Gobi needs to know what features your models support to provide the best experience. This guide explains how model capabilities work and how to configure them.

## What Are Model Capabilities?

Model capabilities tell Gobi what features a model supports:

* **`tool_use`** - Whether the model can use tools and functions
* **`image_input`** - Whether the model can process images

Without proper capability configuration, you may encounter issues like:

* Agent mode being unavailable (requires tools)
* Tools not working at all
* Image uploads being disabled

## How Gobi Detects Model Capabilities

Gobi uses a two-tier system for determining model capabilities:

### How Automatic Detection Works (Default)
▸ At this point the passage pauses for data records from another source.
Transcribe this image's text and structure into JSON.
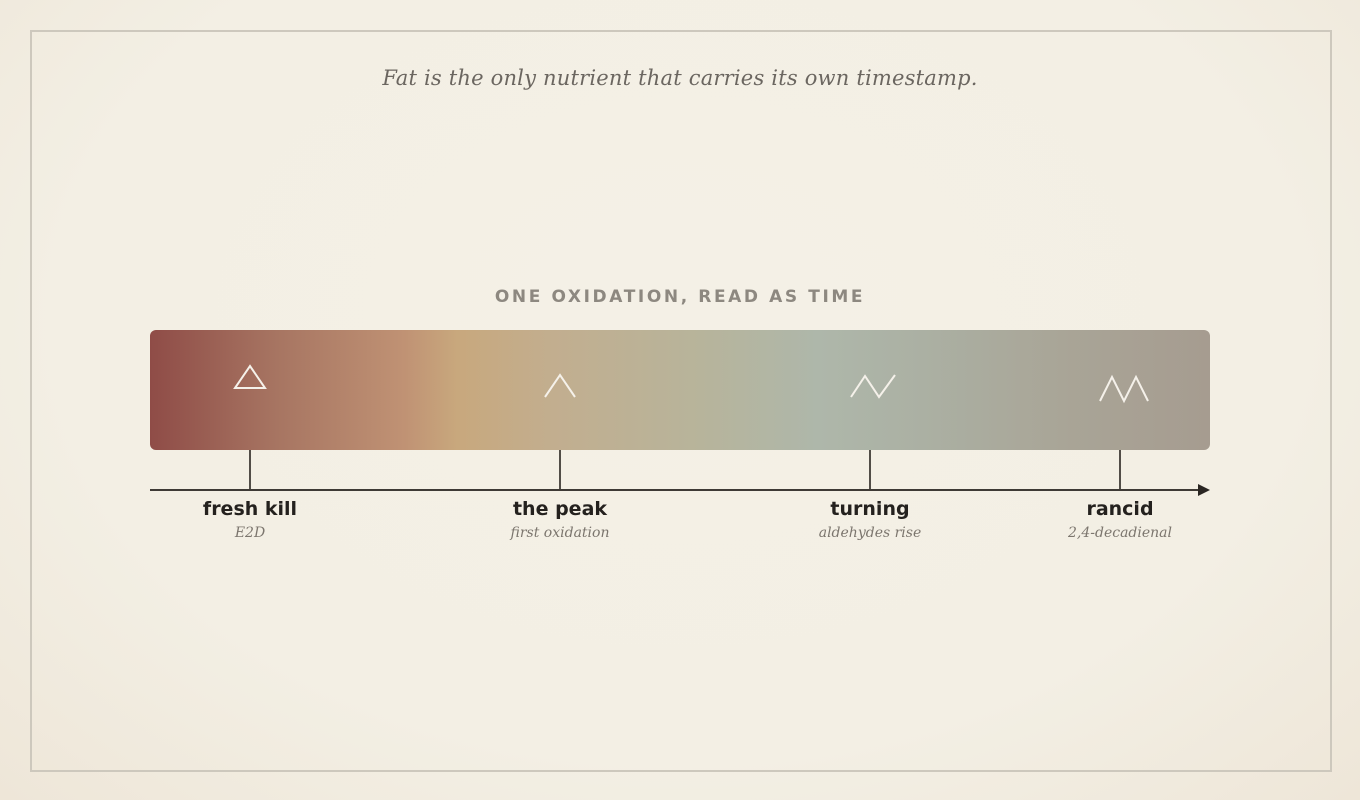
{
  "epigraph": "Fat is the only nutrient that carries its own timestamp.",
  "section_title": "ONE OXIDATION, READ AS TIME",
  "colors": {
    "band_start": "#8f4c47",
    "band_peak": "#c8a87d",
    "band_turning": "#aeb7aa",
    "band_end": "#a69c90",
    "glyph_stroke": "#f5f1ea",
    "axis": "#3e3a35"
  },
  "stages": [
    {
      "label": "fresh kill",
      "sub": "E2D",
      "glyph": "triangle-glyph"
    },
    {
      "label": "the peak",
      "sub": "first oxidation",
      "glyph": "single-peak-glyph"
    },
    {
      "label": "turning",
      "sub": "aldehydes rise",
      "glyph": "peak-and-rise-glyph"
    },
    {
      "label": "rancid",
      "sub": "2,4-decadienal",
      "glyph": "double-peak-glyph"
    }
  ]
}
Gobi automatically detects capabilities based on your provider and model name. For example:

* **OpenAI**: GPT-4 and GPT-3.5 Turbo models support tools
* **Anthropic**: Claude 3.5+ models support both tools and images
* **Ollama**: Most models support tools, vision models support images
* **Google**: All Gemini models support function calling

This works well for popular models, but may not cover custom deployments or newer models.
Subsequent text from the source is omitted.